Brocardi.it - L'avvocato in un click! CHI SIAMO   CONSULENZA LEGALE

Articolo 73 Codice di procedura penale 2020

(D.P.R. 22 settembre 1988, n. 477)

[Aggiornato al 30/06/2020]

Provvedimenti cautelari

Dispositivo dell'art. 73 Codice di procedura penale 2020

1. In ogni caso in cui lo stato di mente dell'imputato appare tale da renderne necessaria la cura nell'ambito del servizio psichiatrico, il giudice informa con il mezzo più rapido l'autorità competente per l'adozione delle misure previste dalle leggi sul trattamento sanitario per malattie mentali.

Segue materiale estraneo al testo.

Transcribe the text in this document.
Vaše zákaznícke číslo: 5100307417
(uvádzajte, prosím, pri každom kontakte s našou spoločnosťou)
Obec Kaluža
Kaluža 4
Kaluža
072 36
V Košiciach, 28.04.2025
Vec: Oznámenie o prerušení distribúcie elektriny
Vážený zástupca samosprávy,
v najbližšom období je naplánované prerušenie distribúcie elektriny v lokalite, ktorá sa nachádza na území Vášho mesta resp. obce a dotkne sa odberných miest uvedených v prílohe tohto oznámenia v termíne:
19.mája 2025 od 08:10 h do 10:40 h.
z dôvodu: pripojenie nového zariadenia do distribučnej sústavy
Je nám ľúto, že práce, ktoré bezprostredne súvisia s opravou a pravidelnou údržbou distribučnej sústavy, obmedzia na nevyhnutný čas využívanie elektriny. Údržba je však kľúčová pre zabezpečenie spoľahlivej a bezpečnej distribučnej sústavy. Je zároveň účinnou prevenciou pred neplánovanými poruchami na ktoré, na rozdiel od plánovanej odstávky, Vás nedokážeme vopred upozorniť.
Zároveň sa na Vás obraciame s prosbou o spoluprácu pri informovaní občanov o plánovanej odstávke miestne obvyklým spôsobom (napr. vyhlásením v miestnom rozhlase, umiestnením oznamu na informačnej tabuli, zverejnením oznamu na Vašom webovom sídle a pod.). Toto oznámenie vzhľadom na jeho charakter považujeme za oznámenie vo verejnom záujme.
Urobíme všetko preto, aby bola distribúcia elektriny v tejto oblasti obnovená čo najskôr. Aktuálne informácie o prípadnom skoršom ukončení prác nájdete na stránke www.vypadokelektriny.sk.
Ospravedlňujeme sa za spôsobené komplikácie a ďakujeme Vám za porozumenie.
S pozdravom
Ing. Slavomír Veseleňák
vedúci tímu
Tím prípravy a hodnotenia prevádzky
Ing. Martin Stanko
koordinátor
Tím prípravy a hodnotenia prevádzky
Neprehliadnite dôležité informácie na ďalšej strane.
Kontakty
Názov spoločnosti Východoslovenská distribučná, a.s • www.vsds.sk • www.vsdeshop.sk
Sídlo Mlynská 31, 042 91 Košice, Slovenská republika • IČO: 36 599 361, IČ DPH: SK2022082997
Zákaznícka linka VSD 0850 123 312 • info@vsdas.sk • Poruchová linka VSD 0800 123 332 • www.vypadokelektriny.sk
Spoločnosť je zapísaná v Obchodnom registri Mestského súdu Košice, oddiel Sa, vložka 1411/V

2. Qualora vi sia pericolo nel ritardo, il giudice dispone anche di ufficio il ricovero provvisorio dell'imputato in idonea struttura del servizio psichiatrico ospedaliero. L'ordinanza perde in ogni caso efficacia nel momento in cui viene data esecuzione al provvedimento dell'autorità indicata nel comma 1(1).

3. Quando è stata o deve essere disposta la custodia cautelare dell'imputato [274 c.p.p.], il giudice ordina che la misura sia eseguita nelle forme previste dall'articolo 286.

4. Nel corso delle indagini preliminari, il pubblico ministero provvede all'informativa prevista dal comma 1 e, se ne ricorrono le condizioni, chiede al giudice il provvedimento di ricovero provvisorio previsto dal comma 2.

Note

(1) Non è il giudice l'autorità predisposta ad effettuare il ricovero dell'imputato in una struttura del servizio psichiatrico ospedaliero, ma spetta a quella competente, sulla base delle disposizioni del giudice. Egli, infatti, può limitarsi a disporre un ricovero provvisorio, ma solo ove vi fosse un pericolo nel ritardo.

Spiegazione dell'art. 73 Codice di procedura penale 2020

Per quanto concerne il trattamento terapeutico della persona inferma di mente, il giudice non può autonomamente disporne il ricovero coatto, ma solamente segnalare il fatto all'autorità competente, vale a dire il sindaco, che ne autorizzerà il ricovero in una struttura del servizio psichiatrico ospedaliero.

Solo qualora vi sia pericolo nel ritardo al giudice è consentito disporre ill ricovero provvisorio tramite ordinanza, la quale perde immediatamente di efficacia non appena intervenga il sindaco, adottando la misura di cui sopra.

Se sia già stat disposta o debba disporsi la custodia cautelare, il giudice ordina il ricovero provvisorio adottando gli opportuni provvedimenti atti a prevenire il pericolo di fuga. Particolarità di tale provvedimento sta nel fatto che la misura in tal caso si risolve in una misura alternativa alla custodia. Ove si tratti di persona da sottoporre a misure cautelari personali e questa si trovi in stato di infermità di mente che comporti il vizio totale o parziale di mente tale da escludere o diminuire grandemente la capacità di intendere e di volere, in luogo della custodia cautelare in carcere, ai sensi dell'art. 286 c.p.p. il giudice può disporre il ricovero provvisorio in idonea struttura del servizio psichiatrico ospedaliero, adottando gli idoeni provvedimenti atti a evitare pericoli di fuga.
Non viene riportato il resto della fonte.